At the time of the murder I was in the mountains recovering from an illness. The letters I received, following the disclosure of the existence of the “gunmen,” particularly those from young men, carried a peculiar appeal. Our own club members urged the need of the settlement’s extending protection to greater numbers of boys. Some of the young men wrote frankly of perils from which they had barely escaped and of which I had had no knowledge. They all laid stress upon the importance of preventing disaster by the provision of wholesome recreation which, as one correspondent wrote, “should have excitement also.” Their belief in the efficacy of club control is firmly fixed. A few evenings ago one of the young men of the settlement conversant with conditions, speaking to a new resident, defined a “gang” as “a club gone wrong.”
Mothers from time to time come to the Henry Street house for help to rescue their erring sons. They come secretly, fearing to have their sons or the police trace disclosures to them. A poolroom on a nearby street, said to have been, at one time, a “hang-out” of the gunmen, and its lure evidently enhanced by that fact, was reported to us as “suspicious.” The police and a society organized to suppress such places told me that the evidence they could secure was insufficient to warrant hope of conviction. Mothers who suspected that stolen property was taken there, made alert by anxiety for their sons, furnished me with evidence that warranted insistence on my part that the Police Commissioner order the place closed.
Formal meetings with parents to consider matters affecting their children are a fixed part of the settlement programme, and the problems of adolescence are freely and frankly discussed. An experienced and humane judge, addressing one such meeting, spoke simply and directly of the young people who were brought before him charged with crime, showing his understanding of the causes that led to it and his sympathy with the offenders as well as with their harassed parents. He begged for a revival of the old homely virtues and for the strengthening of family ties. A mother in the group rose and confessed her helplessness. She reminded the judge of the difficulty of keeping young people under observation and guarding them from the temptations of street life when the mothers, like herself, went out to work. Ordinary boys and girls, she thought, could not resist these temptations unaided; and speaking of her own boy, who had been brought before him, she summed up her understanding of the situation in the words: “It’s not that my son is bad; it’s just that he’s not a hero.”
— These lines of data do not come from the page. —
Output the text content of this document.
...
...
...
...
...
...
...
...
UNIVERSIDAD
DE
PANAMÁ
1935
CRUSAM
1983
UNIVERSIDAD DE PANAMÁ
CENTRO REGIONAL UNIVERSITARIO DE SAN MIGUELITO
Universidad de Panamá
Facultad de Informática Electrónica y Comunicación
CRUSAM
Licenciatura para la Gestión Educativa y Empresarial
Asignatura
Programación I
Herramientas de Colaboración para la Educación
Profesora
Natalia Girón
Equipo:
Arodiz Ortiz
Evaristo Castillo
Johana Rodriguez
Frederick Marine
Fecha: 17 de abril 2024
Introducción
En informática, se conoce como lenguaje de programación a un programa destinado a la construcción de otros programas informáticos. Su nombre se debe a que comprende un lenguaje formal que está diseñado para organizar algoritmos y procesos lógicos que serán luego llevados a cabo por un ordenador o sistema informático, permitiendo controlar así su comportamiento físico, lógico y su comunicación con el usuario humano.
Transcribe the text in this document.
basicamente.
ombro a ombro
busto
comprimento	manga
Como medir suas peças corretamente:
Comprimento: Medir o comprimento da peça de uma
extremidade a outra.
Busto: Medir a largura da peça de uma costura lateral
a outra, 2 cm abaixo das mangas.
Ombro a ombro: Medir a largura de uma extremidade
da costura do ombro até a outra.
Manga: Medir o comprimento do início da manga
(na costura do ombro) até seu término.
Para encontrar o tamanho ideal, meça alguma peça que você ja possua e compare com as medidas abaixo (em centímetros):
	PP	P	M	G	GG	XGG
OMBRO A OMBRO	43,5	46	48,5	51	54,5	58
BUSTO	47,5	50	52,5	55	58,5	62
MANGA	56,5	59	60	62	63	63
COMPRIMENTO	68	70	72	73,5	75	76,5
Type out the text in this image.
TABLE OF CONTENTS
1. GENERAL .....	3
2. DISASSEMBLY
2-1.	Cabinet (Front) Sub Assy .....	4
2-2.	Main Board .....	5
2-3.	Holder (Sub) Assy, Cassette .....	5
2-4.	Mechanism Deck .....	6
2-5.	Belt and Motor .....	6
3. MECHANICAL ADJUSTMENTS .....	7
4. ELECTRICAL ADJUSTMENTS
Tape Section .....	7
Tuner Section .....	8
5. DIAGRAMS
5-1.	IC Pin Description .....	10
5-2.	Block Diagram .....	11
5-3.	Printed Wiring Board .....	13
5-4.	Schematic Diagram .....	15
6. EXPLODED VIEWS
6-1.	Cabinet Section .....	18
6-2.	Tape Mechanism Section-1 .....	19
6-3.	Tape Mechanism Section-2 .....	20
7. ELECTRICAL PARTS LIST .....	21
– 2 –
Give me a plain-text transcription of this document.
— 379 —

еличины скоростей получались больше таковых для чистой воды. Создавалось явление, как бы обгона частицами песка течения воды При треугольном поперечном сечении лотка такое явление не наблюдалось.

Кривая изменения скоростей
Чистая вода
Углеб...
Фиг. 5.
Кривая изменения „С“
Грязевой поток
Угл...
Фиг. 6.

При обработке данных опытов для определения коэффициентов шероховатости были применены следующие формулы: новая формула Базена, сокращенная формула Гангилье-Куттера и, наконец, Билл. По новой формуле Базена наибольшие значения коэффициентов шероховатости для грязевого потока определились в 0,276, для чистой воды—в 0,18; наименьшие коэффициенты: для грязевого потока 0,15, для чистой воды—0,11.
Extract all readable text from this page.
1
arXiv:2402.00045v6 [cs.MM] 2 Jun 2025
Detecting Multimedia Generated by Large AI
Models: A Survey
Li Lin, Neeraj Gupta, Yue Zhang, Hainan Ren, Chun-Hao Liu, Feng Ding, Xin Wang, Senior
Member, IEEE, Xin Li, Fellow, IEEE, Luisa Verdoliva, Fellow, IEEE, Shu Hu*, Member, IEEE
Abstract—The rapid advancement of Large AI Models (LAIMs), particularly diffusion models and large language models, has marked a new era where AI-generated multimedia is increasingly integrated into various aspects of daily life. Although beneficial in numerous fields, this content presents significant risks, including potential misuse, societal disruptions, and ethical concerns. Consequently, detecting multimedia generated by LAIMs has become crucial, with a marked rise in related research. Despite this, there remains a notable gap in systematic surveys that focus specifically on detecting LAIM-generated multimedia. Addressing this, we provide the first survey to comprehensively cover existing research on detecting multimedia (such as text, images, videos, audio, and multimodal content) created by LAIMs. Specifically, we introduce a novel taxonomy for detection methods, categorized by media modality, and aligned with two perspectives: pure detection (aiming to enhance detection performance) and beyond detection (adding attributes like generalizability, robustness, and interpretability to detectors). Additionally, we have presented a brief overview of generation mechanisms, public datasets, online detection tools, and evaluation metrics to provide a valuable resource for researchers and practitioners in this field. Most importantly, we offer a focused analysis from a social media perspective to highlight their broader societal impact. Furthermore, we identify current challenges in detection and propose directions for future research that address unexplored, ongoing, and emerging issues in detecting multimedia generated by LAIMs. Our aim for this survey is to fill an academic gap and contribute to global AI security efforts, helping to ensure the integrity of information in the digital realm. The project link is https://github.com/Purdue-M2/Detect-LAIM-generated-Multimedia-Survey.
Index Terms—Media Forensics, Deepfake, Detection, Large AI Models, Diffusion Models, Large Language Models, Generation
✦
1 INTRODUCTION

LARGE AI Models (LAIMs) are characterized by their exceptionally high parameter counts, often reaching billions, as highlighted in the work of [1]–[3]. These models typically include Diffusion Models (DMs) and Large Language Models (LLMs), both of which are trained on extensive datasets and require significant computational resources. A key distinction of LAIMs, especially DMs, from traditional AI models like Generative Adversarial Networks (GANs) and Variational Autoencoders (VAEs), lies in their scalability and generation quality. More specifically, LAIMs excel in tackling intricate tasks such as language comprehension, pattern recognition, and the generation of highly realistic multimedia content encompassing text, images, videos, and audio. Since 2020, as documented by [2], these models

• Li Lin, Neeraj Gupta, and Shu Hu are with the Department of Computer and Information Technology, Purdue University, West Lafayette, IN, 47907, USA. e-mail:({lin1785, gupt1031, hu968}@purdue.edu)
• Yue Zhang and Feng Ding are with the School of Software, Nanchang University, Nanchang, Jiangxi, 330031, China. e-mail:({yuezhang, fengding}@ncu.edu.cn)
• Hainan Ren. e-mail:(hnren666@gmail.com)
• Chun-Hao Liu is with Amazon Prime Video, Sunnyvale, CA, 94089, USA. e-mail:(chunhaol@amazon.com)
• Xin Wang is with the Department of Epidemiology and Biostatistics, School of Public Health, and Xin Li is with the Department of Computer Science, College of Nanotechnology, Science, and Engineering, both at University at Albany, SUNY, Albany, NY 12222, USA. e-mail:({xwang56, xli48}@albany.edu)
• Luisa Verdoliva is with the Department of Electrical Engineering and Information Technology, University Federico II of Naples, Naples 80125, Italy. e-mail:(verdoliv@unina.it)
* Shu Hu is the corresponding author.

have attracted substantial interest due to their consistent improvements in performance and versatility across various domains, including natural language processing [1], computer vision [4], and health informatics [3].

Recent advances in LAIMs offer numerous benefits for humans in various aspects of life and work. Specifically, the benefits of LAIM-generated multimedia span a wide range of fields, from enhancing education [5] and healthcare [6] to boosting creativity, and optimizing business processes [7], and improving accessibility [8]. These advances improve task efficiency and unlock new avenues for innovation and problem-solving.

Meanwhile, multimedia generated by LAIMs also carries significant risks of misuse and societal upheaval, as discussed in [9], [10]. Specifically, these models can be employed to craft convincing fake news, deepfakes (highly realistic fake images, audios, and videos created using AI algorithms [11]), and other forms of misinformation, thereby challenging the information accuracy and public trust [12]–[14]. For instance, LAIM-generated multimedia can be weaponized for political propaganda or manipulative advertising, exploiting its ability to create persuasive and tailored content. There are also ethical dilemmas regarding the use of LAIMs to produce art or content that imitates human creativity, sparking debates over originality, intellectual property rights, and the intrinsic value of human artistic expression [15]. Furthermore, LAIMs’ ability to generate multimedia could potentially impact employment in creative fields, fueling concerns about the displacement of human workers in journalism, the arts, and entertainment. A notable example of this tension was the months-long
I do not know who originated the idea of a “club” as a means of guidance and instruction for the young. Our inducement to organize socially came from a group of small boys in the summer of 1895, our first in the Henry Street house. We had already acquired a large circle of juvenile friends, and it soon became evident that definite hours must be set aside for meeting different groups if our time was not to be dissipated in fragmentary visits. When these boys of eleven and twelve years of age, who had not, up to that time, given any evidence of partiality for our society, called to ask if they could see me some time when I “wasn’t busy,” I made an appointment with them for the next Saturday evening, whereupon the club was organized.
It is still in existence with practically the original membership; and the relationship of the members of this first group to the settlement and to me personally has been of priceless value. Many of its members have for years been club leaders. They contribute generously to the settlement and in a variety of ways enter into its life and responsibilities. Clubs formed since then, for all ages and almost all nationalities, have proved to be of great value in affording opportunity for fellowship, and, during the susceptible years, in aiding the formation of character; and the continuity of the relationship has made possible an interchange of knowledge and experience of great advantage to those brought together.
The training of club leaders is as essential as the guidance of the club members. Brilliant personalities are attracted to the settlement, but it can use to good purpose the moderate talents and abilities of more ordinary people whose good-will and interest are otherwise apt to be wasted because they find no expression for them.